The target often continues to seek reassurance and comfort from the abuser, thinking, "They caused pain, and only they can take it away.” When people experience trauma or abuse, they instinctively seek reassurance that everything is going to be okay. They have become conditioned to only turn to their partner or have been isolated. They are sent on a confusing and chemically induced emotional rollercoaster. The good times produce oxytocin and dopamine, two chemicals the brain releases that facilitate both attachment and bonding. The bad times are full of stress and fear of their partner hurting them either physically or emotionally by leaving. Cortisol and the chemicals that compose adrenaline, norepinephrine, and epinephrine, are released during these bad times. The result is the lows switch on a person’s fight or flight mechanism, which is then deactivated or calmed down by the high of the oxytocin and dopamine, the beginning of the next cycle.
 
These ups and downs often create craving and dependency, much like an addict feels when they are going through withdrawal. These feelings can be intense and can often be confused for love. A person may feel addicted to this abusive person and wonder what the hell is wrong with them and why they still miss or love this person, or why they can’t stop thinking about them. Many people also report feeling “numb” or “flat” after a relationship with a narcissist, especially if they are not aware that they went through abuse or feel it was somehow their fault and lost a great partner. They worry that they’ll never feel this way about anyone again. Or they may leave this relationship, but then unbeknownst to them, be primed for abuse as they are easily hooked by the intense highs and resulting oxytocin and dopamine that are manufactured during the love bombing that so often accompanies an abusive relationship.

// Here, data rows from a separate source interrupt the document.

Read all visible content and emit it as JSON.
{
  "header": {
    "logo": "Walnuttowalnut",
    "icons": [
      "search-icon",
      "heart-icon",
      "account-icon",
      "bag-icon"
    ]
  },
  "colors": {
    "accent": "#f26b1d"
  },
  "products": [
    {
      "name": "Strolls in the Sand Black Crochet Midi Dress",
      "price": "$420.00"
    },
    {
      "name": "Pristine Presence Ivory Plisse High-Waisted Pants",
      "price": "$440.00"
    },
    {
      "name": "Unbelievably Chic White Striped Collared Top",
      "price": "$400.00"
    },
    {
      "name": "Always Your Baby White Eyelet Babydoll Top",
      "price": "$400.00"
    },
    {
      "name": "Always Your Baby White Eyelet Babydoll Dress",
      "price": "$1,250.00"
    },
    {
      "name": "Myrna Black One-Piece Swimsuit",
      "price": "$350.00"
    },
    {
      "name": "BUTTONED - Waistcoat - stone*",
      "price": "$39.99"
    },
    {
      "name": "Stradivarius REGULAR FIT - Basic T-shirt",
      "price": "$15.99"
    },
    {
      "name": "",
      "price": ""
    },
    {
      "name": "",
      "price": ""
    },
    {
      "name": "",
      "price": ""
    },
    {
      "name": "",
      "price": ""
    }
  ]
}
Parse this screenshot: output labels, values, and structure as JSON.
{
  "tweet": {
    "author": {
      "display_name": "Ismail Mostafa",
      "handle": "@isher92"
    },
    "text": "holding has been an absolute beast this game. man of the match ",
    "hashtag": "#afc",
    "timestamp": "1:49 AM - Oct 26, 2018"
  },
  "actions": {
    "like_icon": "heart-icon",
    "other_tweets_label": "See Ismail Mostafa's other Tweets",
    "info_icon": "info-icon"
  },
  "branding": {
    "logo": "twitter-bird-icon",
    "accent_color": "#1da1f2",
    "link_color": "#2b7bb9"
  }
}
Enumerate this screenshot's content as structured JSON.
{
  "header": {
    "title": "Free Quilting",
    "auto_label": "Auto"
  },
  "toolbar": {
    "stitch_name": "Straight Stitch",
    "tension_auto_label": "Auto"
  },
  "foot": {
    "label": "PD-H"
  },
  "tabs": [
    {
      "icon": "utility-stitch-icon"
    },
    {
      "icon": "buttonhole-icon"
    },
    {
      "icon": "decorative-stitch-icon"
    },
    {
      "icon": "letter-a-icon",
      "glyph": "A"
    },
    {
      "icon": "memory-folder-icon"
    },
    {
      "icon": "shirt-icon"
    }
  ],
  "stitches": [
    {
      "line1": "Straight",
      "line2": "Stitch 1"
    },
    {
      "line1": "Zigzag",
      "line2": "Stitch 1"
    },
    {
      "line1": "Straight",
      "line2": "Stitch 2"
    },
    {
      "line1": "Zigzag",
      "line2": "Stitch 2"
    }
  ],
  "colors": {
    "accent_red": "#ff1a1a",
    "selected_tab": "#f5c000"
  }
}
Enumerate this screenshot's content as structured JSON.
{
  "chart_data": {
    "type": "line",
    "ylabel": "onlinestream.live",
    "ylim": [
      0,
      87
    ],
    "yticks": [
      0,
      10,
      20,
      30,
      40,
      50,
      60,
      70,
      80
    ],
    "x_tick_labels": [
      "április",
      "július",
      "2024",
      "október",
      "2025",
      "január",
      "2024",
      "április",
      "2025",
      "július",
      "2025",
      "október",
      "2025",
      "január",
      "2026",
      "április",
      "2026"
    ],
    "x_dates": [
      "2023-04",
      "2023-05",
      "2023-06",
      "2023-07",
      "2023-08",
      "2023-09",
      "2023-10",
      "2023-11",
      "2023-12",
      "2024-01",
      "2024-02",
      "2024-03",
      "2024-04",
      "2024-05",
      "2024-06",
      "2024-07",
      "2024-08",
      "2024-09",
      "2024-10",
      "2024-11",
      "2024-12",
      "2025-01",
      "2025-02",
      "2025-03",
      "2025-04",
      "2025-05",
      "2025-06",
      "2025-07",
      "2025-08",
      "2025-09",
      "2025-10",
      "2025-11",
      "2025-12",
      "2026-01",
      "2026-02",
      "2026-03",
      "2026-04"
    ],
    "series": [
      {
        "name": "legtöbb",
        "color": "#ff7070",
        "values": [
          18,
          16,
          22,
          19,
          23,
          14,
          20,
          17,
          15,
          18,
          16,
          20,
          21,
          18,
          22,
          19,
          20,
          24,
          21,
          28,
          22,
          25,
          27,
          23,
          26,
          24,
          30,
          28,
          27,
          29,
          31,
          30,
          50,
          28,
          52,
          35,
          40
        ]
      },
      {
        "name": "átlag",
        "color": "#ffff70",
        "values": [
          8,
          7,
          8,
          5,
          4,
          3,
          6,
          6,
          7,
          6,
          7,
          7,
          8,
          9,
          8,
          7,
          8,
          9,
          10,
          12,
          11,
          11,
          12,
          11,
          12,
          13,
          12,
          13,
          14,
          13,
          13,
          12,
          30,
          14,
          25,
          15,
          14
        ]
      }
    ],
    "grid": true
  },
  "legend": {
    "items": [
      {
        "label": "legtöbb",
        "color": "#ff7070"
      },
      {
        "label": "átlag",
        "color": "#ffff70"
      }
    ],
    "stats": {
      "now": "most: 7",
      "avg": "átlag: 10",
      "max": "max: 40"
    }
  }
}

Examples of Trauma Bonding

Example #1

John yells and belittles Sarah for feeding her dog a piece of her meal. He raises his voice and tells her that he’s disgusted by her letting her dog eat her leftovers, that she has no class, and he doesn’t know what he’s doing with someone like her. John’s reaction and attitude catch Sarah off guard, and she feels confused, upset, and scared by his behavior. They finish dinner in silence, and when she gets up to clear the table, John tells her how sexy she is in her new jeans and how he’s so lucky to have her as a girlfriend. Sarah quickly goes from a low to a high and experiences a tremendous amount of relief.

Example #2

Starting as far back as she can remember, Nancy has always been the target of her mother’s abuse. Nancy spent a large portion of her childhood walking on eggshells around her mother and continually trying to avoid being abused and earning her love simultaneously. She often wondered what it was about her that was unlovable to make her mother act this way. Any crumb of kindness that her mother gave her was treasured by Nancy and used as proof that her mother did care. These crumbs kept Nancy continually trying to make her relationship with her mother work and kept her in the cycle of abuse.